Доктор Боян опускался на стул, и у больного исчезала вялость, черты лица оживали, и он казался вполне здоровым человеком. Иногда он не мог произнести слово, другое, но ведь он был так взволнован, а может быть, сказывалось действие лекарства. Некоторые лекарства вызывают у него аллергию, он мне сам говорил.

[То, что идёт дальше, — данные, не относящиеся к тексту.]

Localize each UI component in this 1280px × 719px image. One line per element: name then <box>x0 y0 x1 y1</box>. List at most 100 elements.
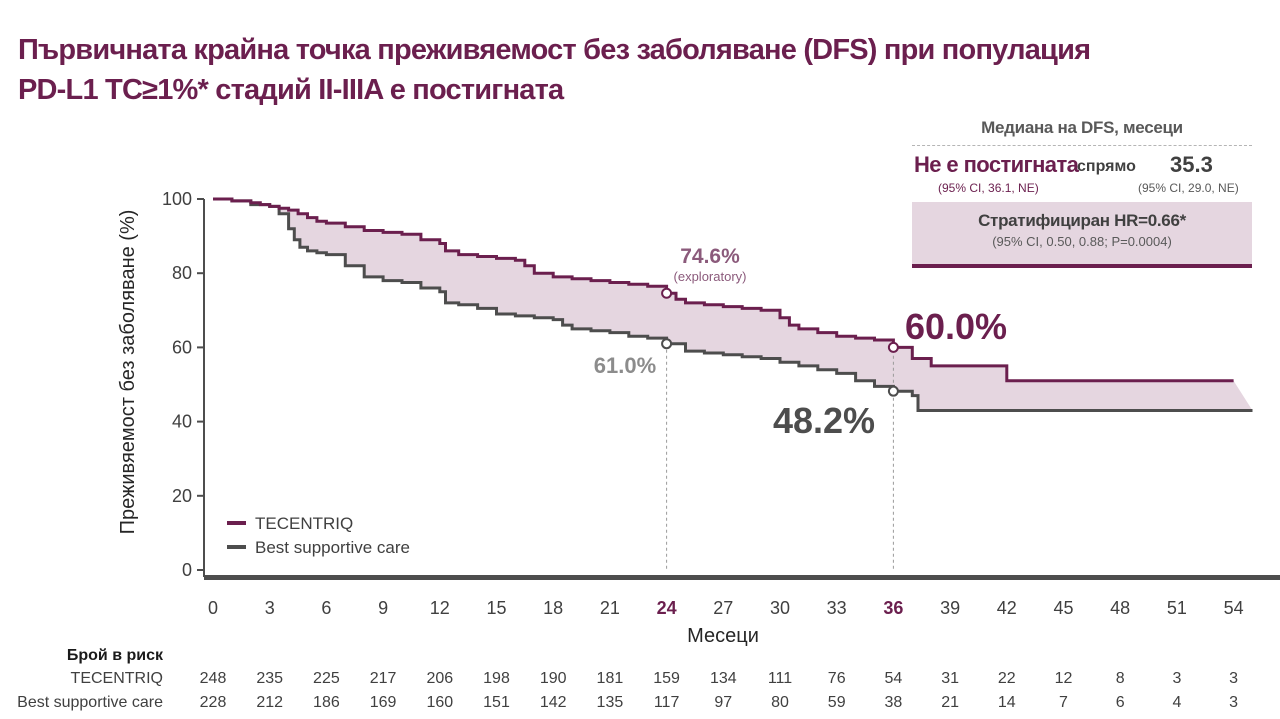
risk-cell: 169 <box>370 694 397 711</box>
milestone-marker-3 <box>887 385 899 397</box>
risk-cell: 6 <box>1116 694 1125 711</box>
y-tick-label: 40 <box>172 412 192 432</box>
median-divider <box>912 145 1252 146</box>
tecentriq-ci: (95% CI, 36.1, NE) <box>938 181 1039 195</box>
median-header: Медиана на DFS, месеци <box>981 118 1183 137</box>
legend-label-tecentriq: TECENTRIQ <box>255 514 353 533</box>
x-tick-label: 15 <box>486 598 506 618</box>
reference-lines <box>666 343 894 570</box>
risk-cell: 235 <box>256 670 283 687</box>
risk-cell: 142 <box>540 694 567 711</box>
x-axis-title: Месеци <box>687 625 759 647</box>
milestone-marker-0 <box>661 287 673 299</box>
risk-row-label: Best supportive care <box>17 694 163 711</box>
x-tick-label: 30 <box>770 598 790 618</box>
hazard-ratio-box: Стратифициран HR=0.66* (95% CI, 0.50, 0.… <box>912 202 1252 268</box>
legend-label-bsc: Best supportive care <box>255 538 410 557</box>
risk-cell: 80 <box>771 694 789 711</box>
risk-cell: 117 <box>654 694 680 711</box>
risk-row-label: TECENTRIQ <box>71 670 163 687</box>
x-tick-label: 54 <box>1224 598 1244 618</box>
x-tick-label: 33 <box>827 598 847 618</box>
x-tick-label: 12 <box>430 598 450 618</box>
risk-cell: 3 <box>1172 670 1181 687</box>
risk-cell: 7 <box>1059 694 1068 711</box>
risk-cell: 59 <box>828 694 846 711</box>
risk-cell: 4 <box>1172 694 1181 711</box>
risk-cell: 186 <box>313 694 340 711</box>
risk-cell: 225 <box>313 670 340 687</box>
annotation-sublabel: (exploratory) <box>674 269 747 284</box>
x-tick-label: 21 <box>600 598 620 618</box>
y-axis-title: Преживяемост без заболяване (%) <box>117 210 139 535</box>
annotation-label: 61.0% <box>594 353 656 378</box>
risk-cell: 217 <box>370 670 397 687</box>
x-tick-label: 51 <box>1167 598 1187 618</box>
y-tick-label: 60 <box>172 337 192 357</box>
annotation-label: 60.0% <box>905 306 1007 347</box>
risk-cell: 206 <box>426 670 453 687</box>
x-axis-line <box>204 575 1280 580</box>
risk-cell: 181 <box>597 670 624 687</box>
risk-cell: 111 <box>768 670 792 687</box>
x-tick-label: 36 <box>883 598 903 618</box>
risk-table-title: Брой в риск <box>67 647 164 664</box>
y-tick-label: 20 <box>172 486 192 506</box>
risk-cell: 31 <box>941 670 959 687</box>
risk-cell: 198 <box>483 670 510 687</box>
versus-label: спрямо <box>1077 158 1136 175</box>
series-line-bsc <box>213 197 1253 412</box>
risk-cell: 248 <box>200 670 227 687</box>
hazard-ratio: Стратифициран HR=0.66* <box>978 211 1186 230</box>
milestone-marker-1 <box>661 338 673 350</box>
risk-cell: 54 <box>885 670 903 687</box>
risk-cell: 190 <box>540 670 567 687</box>
x-tick-label: 3 <box>265 598 275 618</box>
x-tick-label: 42 <box>997 598 1017 618</box>
difference-band-area <box>213 199 1253 411</box>
risk-cell: 159 <box>653 670 680 687</box>
title-line-1: Първичната крайна точка преживяемост без… <box>18 34 1091 66</box>
x-tick-label: 39 <box>940 598 960 618</box>
milestone-markers <box>661 287 899 397</box>
risk-cell: 228 <box>200 694 227 711</box>
x-tick-label: 0 <box>208 598 218 618</box>
risk-cell: 3 <box>1229 670 1238 687</box>
y-tick-label: 100 <box>162 189 192 209</box>
annotation-label: 48.2% <box>773 400 875 441</box>
hazard-ratio-ci: (95% CI, 0.50, 0.88; P=0.0004) <box>992 234 1172 249</box>
risk-cell: 135 <box>597 694 624 711</box>
risk-cell: 3 <box>1229 694 1238 711</box>
risk-cell: 134 <box>710 670 737 687</box>
x-tick-label: 6 <box>321 598 331 618</box>
x-tick-label: 45 <box>1053 598 1073 618</box>
risk-cell: 212 <box>256 694 283 711</box>
annotation-label: 74.6% <box>680 245 740 268</box>
risk-cell: 97 <box>714 694 732 711</box>
x-tick-label: 27 <box>713 598 733 618</box>
series-line-tecentriq <box>213 197 1234 383</box>
difference-band <box>213 199 1253 411</box>
y-tick-label: 0 <box>182 560 192 580</box>
title-line-2: PD-L1 TC≥1%* стадий II-IIIA е постигната <box>18 74 564 106</box>
risk-cell: 76 <box>828 670 846 687</box>
risk-cell: 22 <box>998 670 1016 687</box>
x-tick-label: 48 <box>1110 598 1130 618</box>
tecentriq-median: Не е постигната <box>914 152 1079 177</box>
x-tick-label: 18 <box>543 598 563 618</box>
risk-cell: 21 <box>941 694 959 711</box>
risk-cell: 8 <box>1116 670 1125 687</box>
bsc-ci: (95% CI, 29.0, NE) <box>1138 181 1239 195</box>
median-dfs-box: Медиана на DFS, месеци Не е постигната с… <box>912 118 1252 268</box>
risk-cell: 160 <box>426 694 453 711</box>
x-tick-label: 24 <box>657 598 677 618</box>
bsc-median: 35.3 <box>1170 152 1213 177</box>
y-tick-label: 80 <box>172 263 192 283</box>
x-tick-label: 9 <box>378 598 388 618</box>
risk-cell: 14 <box>998 694 1016 711</box>
page-title: Първичната крайна точка преживяемост без… <box>18 30 1118 110</box>
legend: TECENTRIQ Best supportive care <box>227 514 410 557</box>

А беседы с коллегой словно вливали в него силы.
Когда же наступил конец?
Он подкрадывался медленно, незаметно, день за днем. Все то время, пока я пыталась сохранить последние искорки сознания. Когда я бережно прикрывала чуть тлевший огонек, который освещал минувшее, куда мне столько раз удавалось проникнуть. Я пыталась удержать тонкие нити, ведущие в наше, в его минувшее, но они ускользали, обрывались. Я пыталась беречь то малое, что еще связывало нас, перерыла груду бумаг, чтобы быть с ним до конца. И часто мне это удавалось. Вот совсем недавно он увидел меня в образе матери.
Я быстро подошла к его изголовью, но он меня не замечал. Господи, бормотал он, как они обходятся без меня, я так долго болею! Потом повернул ко мне голову и пристально на меня посмотрел.
О, сказал он со слезами на глазах, мамочка моя!